I rub my hands over my face. “So what now? Is he…is he dying?”

There’s a pause.

“He’s not dying tonight,” the doctor says carefully.

“But kidney failure is serious. Dialysis keeps him alive, but it can’t fix the kidneys.

He’ll need consistent treatments and close monitoring.

And he can’t miss treatments; we need to find a way to keep him motivated and attend the days he’s supposed to, or he will die. ”

“Would he need a transplant?”

“He’s on the list, but that can take a long time. They can get a living donor, but those usually come from friends and family.”

I scoff, because he doesn’t have either.

“In the meantime, he needs to get his treatments, and he needs to rest.”

“Can I see him?”

“He’s asking for you,” he confirms.

Of course he is. That’s how this goes. I tell myself I’m ready, but my heart is already pounding as I follow the doctor down the hall—each step toward the room pulling both the past and the future with it but barely crashing in the present.

I don’t want to see him. I don’t want to be here, but I need to make sure he’s doing okay.

He’s alive. He’s stable. But that was scary, and I need to figure out what he actually wants from me. Maybe it’s a kidney, and that’s why he reached back out.

“Hey,” I whisper, entering the sterile room in the ER.

“I didn’t think you’d be here,” he says, trying to sit up, but I raise my hand to stop him. The last thing I need is for this man to get sicker trying to talk to me.

Even now, I’m still trying to look after him.

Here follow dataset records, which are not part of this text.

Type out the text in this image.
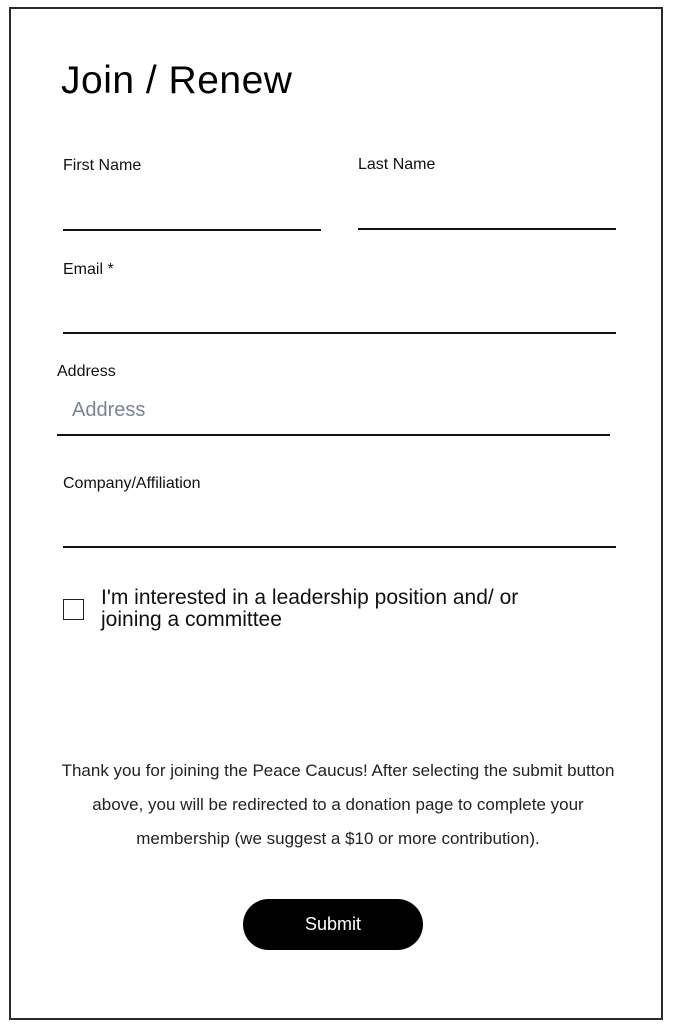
Join / Renew
First Name	Last Name
Email *
Address
Address
Company/Affiliation
I'm interested in a leadership position and/ or joining a committee
Thank you for joining the Peace Caucus! After selecting the submit button above, you will be redirected to a donation page to complete your membership (we suggest a $10 or more contribution).
Submit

Pathetic.

“I wanted to make sure you were okay and talk to the doctor about your health.”

“I’m sorry.”

“For what?”

“For everything.”

“Well, there’s a lot that can fall into that everything.”

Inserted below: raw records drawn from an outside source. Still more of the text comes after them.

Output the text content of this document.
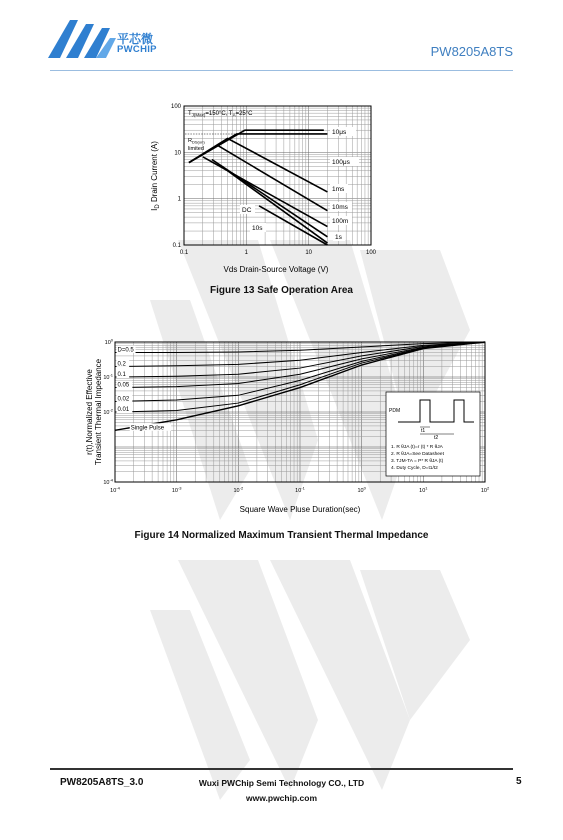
平芯微
PWCHIP	PW8205A8TS
0.1	1	10	100
0.1
1
10
100
$T_{J(Max)}=150^\circ C$, $T_A=25^\circ C$
$R_{DS(on)}$
limited
10μs
100μs
1ms
10ms
100m
1s
10s
DC
Vds Drain-Source Voltage (V)
$I_D$ Drain Current (A)
Figure 13 Safe Operation Area
D=0.5
0.2
0.1
0.05
0.02
0.01
Single Pulse
$10^{-4}$	$10^{-3}$	$10^{-2}$	$10^{-1}$	$10^0$	$10^1$	$10^2$
$10^{-4}$
$10^{-2}$
$10^{-1}$
$10^0$
PDM
t1
t2
1. R θJA (t)=r (t) * R θJA
2. R θJA=See Datasheet
3. TJM-TA = P* R θJA (t)
4. Duty Cycle, D=t1/t2
Square Wave Pluse Duration(sec)
r(t),Normalized Effective Transient Thermal Impedance
Figure 14 Normalized Maximum Transient Thermal Impedance
PW8205A8TS_3.0	Wuxi PWChip Semi Technology CO., LTD
www.pwchip.com
5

He lowers his head. “I know, and I don’t take it for granted that you’re here.” He coughs, lying back down completely.

“You need to rest.” The understatement of the century.

He doesn’t reply, and I’m thankful for the reprieve. Today has lasted a million years, and I’m ready for ice cream and my bed, but I can’t leave without knowing one thing. “Do you want a kidney from me? Is that why you reached out?”

“No.” He shakes his head. “I’m not asking you for that. I want to get to know you again before I…” He lets the words trail off.

“The doctor said you can live for a long time without a kidney. You need to come to treatment for that, though.”

“Yeah, but what for? Maybe this is my penance.”

I keep my head low, counting the small dots between the grout lines I’m sure, once upon a time, were white.

“I’ll leave you to it. Bye, Jerry.”

I turn, but his croaky voice stops me. “Holden.” He coughs. “I get my treatment three times a week, and my next one is tomorrow. If you’d like to stop by. They last about four hours, and I’m willing to answer any questions you may have.”

“The doctor says you miss treatments all the time.” Is this what he wants? Companionship so he can attend the lifesaving treatments he needs? Unbelievable.

“I’m willing to do them if it means I get to tell you. For what it's worth, I think you deserve to know everything, even if you hate me.”

I scoff.

I already hate you.

The words threaten to leave my lips, but they don’t. I might be angry, but I’m not cruel. I definitely didn’t get it from him, though.

“I’ll leave your name on the door, just in case.”

“Goodbye, Jerry.” They’re the only words able to leave my lips as I walk to my car and contemplate his offer.

Do I want answers? Yes.

Do I think he’ll give me the absolute truth? No.

I drive home in silence, engulfed by my emotions and everything I learned today.

I hate it, this feeling of being out of control.

I hate not knowing what’s real and what’s not.

But above all, I hate that I want to take him up on it.

I don’t know that I can live with myself, knowing I could do something to save a life and I didn’t, even if it’s his.

I want to know what he meant today. I want to know everything.

He’s the only person who can give me the answers.